15. Accountability for result
Pemberi transfer harus bertanggung jawab terhadap desain dan operasi
transfer fiskal. Penerima transfer juga harus dapat
mempertanggungjawabkan kepada pemberi transfer dan masyarakat
integritas keuangan dan hasilnya.
Tidak jauh berbeda dengan di kriteria di atas, Zainie (2005) memberikan
kriteria-kriteria dalam kebijaksanaan perimbangan keuangan antara pusat dan
daerah yaitu:
1. Memberikan otonomi daerah yang lebih luas, dalam arti daerah otonom
diberi kebebasan dan fleksibilitas dalam menentukan prioritas
pengambilan keputusan di sektor publik.
2. Ketersediaan sumber-sumber penerimaan daerah otonom yang memadai
untuk manjalankan fungsinya.
3. Equality, alokasi bantuan pusat meskipun bervariasi antar daerah otonom,
tetapi mencerminkan kebutuhan fiskal (fiscal-needs) antar dareah otonom,
sehingga porsi alokasi bantuan pusat merupakan kebalikan (inverse) dari
kemampuan masing-masing daerah otonom dalam menggali PAD-nya.
4. Bantuan pusat harus menjamin kepastian ketersediaan dananya bagi
daerah otonom (predetermined).
25
Universitas Indonesia
5. Netralitas, alokasi bantuan pusat harus netral terhadap pilihan alokasi
penggunaan dana untuk berbagai sektor yang diinginkan oleh daerah
otonom.
6. Kesederhanaan formula pembagian bantuan pusat kepada daerah otonom
(hindari kriteria pambagian yang ambigous dan tidak operasional).
7. Insentif, desain bantuan pusat harus mampu memberikan insentf kepada
daerah otonom untuk melakukan efisiensi ekonomi dalam menentukan
pelayanan sektor publik.
8. Memberikan kebebasan akuntabilitas di tingkat daerah otonom, antara
lain, dengan menempatkan DPRD sebagai satu-satunya lembaga yang
mengawasi dan memberikan amanat kepada gubernur, bupati dan walikota
dalam menjalankan tugas pelayanan kepada masyarakat.
9. Kewenangan daerah otonom dalam jangka panjang secara bertahap
diarahkan untuk mencakup semua kewenangan dalam bidang
pemerintahan, kecuali kewenangan dalam bidang politik luar negri,
pertahanan dan keamanan, peradilan, moneter, dan fiskal nasional dan
kebijakan strategis nasional dalam penyelenggaraan pemerintahan
(terutama mencakup perumusan kebijakan, pengendalian pembangunan
sektoral dan nasional dan kebijakan standarisasi nasional).
Desentralisasi kewenangan dan sumber pendanaan haruslah seimbang.
Richard Bird dan Francois Vaillancourt (2000) menyatakan:
“Jika suatu negara mendesentralisasikan tanggung jawab pengeluaran
yang lebih besar dibandingkan dengan sumber-sumber yang tersedia,
maka tingkat pelayanan akan menurun, atau daerah akan menekan pusat
untuk mendapatkan tambahan kucuran dana yang lebih besar.

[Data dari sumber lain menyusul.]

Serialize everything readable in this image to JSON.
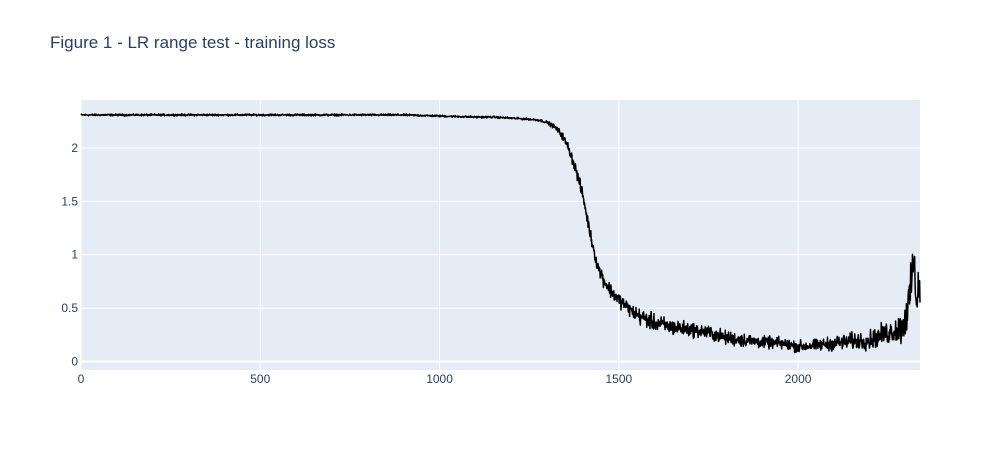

Sebaliknya
jika lebih banyak penerimaan daripada pengeluaran yang
didesentralisasikan, mobilisasi dana daerah dapat menurun dan
ketidakseimbangan makroekonomi kembali muncul. Bahkan, walaupun
kedua sisi didesentralisasikan dengan pola yang seimbang, sering
dikhawatirkan daerah tidak memiliki kapasitas administratif dan teknis
yang cukup memadai untuk menjalankan fungsi-fungsin barunya secara
memuaskan.”
26
Universitas Indonesia
2.3 Konsep Pajak Pertambahan Nilai (PPN)
2.3.1 Legal Character
Legal character dapat didefinisikan sebagai ciri-ciri atau nature dari suatu
jenis pajak. Pemahaman tentang feature atau nature dari suatu jenis pajak akan
menentukan atau memberikan konsekuensi bagaimana sebaiknya pajak tersebut
harus dipungut (Rosdiana, 2005). Dengan demikian, legislative structure dan
interpretasi dari suatu terminologi seharusnya dipandu oleh legal character.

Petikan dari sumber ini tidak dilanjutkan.